Sunday, January 29, 2012

Mars Rover Opportunity Turns 8

I think it is great that the device was design to last max a year or two, and lasted 8, but on the flipside, this means they aren't really good engineers.

First of all it was engineered to guarantee to work for 3 months which was the allotted project objectives. Based on the budget and capability, this is what NASA had designed the rovers to do. Surviving for years is a bonus.

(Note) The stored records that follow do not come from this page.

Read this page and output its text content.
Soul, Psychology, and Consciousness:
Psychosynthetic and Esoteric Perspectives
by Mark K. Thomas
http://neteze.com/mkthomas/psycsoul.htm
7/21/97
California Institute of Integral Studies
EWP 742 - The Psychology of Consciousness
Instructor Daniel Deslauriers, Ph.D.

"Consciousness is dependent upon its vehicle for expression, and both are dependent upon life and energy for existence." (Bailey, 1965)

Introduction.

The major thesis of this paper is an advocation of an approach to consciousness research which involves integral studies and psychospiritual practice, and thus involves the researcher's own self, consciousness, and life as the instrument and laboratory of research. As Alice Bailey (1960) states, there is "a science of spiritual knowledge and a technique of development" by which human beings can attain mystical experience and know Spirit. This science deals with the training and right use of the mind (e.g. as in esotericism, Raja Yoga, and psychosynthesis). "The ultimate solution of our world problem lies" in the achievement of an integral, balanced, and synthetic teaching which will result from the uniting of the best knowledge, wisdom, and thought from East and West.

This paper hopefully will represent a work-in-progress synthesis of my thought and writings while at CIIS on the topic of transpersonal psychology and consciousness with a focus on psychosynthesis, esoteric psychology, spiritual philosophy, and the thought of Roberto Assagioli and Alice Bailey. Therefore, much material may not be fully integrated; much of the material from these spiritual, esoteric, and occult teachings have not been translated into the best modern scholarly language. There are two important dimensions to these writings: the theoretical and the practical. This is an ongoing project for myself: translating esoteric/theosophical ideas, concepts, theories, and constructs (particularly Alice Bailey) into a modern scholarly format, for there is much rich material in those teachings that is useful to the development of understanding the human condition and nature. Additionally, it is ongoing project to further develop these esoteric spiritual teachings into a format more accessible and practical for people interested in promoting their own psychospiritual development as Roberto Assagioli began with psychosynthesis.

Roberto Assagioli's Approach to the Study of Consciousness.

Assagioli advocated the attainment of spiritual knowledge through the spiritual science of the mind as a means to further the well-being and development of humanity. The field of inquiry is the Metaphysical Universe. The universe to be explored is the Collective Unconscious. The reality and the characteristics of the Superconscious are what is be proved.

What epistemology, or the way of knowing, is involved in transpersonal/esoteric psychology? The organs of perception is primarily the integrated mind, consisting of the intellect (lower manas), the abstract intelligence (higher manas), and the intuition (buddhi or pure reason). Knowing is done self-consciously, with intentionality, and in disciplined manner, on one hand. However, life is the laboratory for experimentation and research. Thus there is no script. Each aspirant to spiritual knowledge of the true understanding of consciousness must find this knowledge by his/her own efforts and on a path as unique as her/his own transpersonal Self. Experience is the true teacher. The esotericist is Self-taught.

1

Just because they erred on the side of a good result doesn't mean the estimates are better. It means their methodology is HEAVILY padded, or if we assume +/-400~800%, they were just lucky that it didn't swing the other way. Given Phobos-Grunt, perhaps space engineering margin of error really is +/-400~800%. Although I suspect huge margins of error were thrown about in NASA>

Of course they padded their estimates and erred on the side of caution. 1) There is no way to retrieve or repair this rover. 2) NASA knew about the sticky dust from previous missions, but they didn't have omnipotence when it comes to the Mars climate. They didn't know that windstorms were capable of cleaning said dust. So you would have rather just wing it and not pad their estimates. So when the rover failed, they can tell NASA "oh well, try again in two years."

If that's the case, huge design buffers, that means they don't understand the underlying physics/materials engineer, and had to heavily overdesign, which means there is a far more efficient design out there.

I don't think you understand that there are different goals in engineering. One goal may be efficiency. The goal in this case was absolute reliability despite any unknowns the rovers may have experienced on Mars.

I'm not knocking NASA engineers, I'm just exploring how to shave down this margin so that they can make more efficient designs at lower cost that behave as expected.

Again efficiency is not as much a priority as reliability in these cases.

Building something that behaves as expected is far, far, FAR more important than building something that blows away expectations by orders of magnitude. The former is good engineering, the latter is waste, or worse, dumb luck!

The engineers never worked on the expectation that you ascribe. People outside of NASA have placed it on them. For them, the mission was successful when the rovers completed their objectives after 3 months. All these years afterwards are bonus.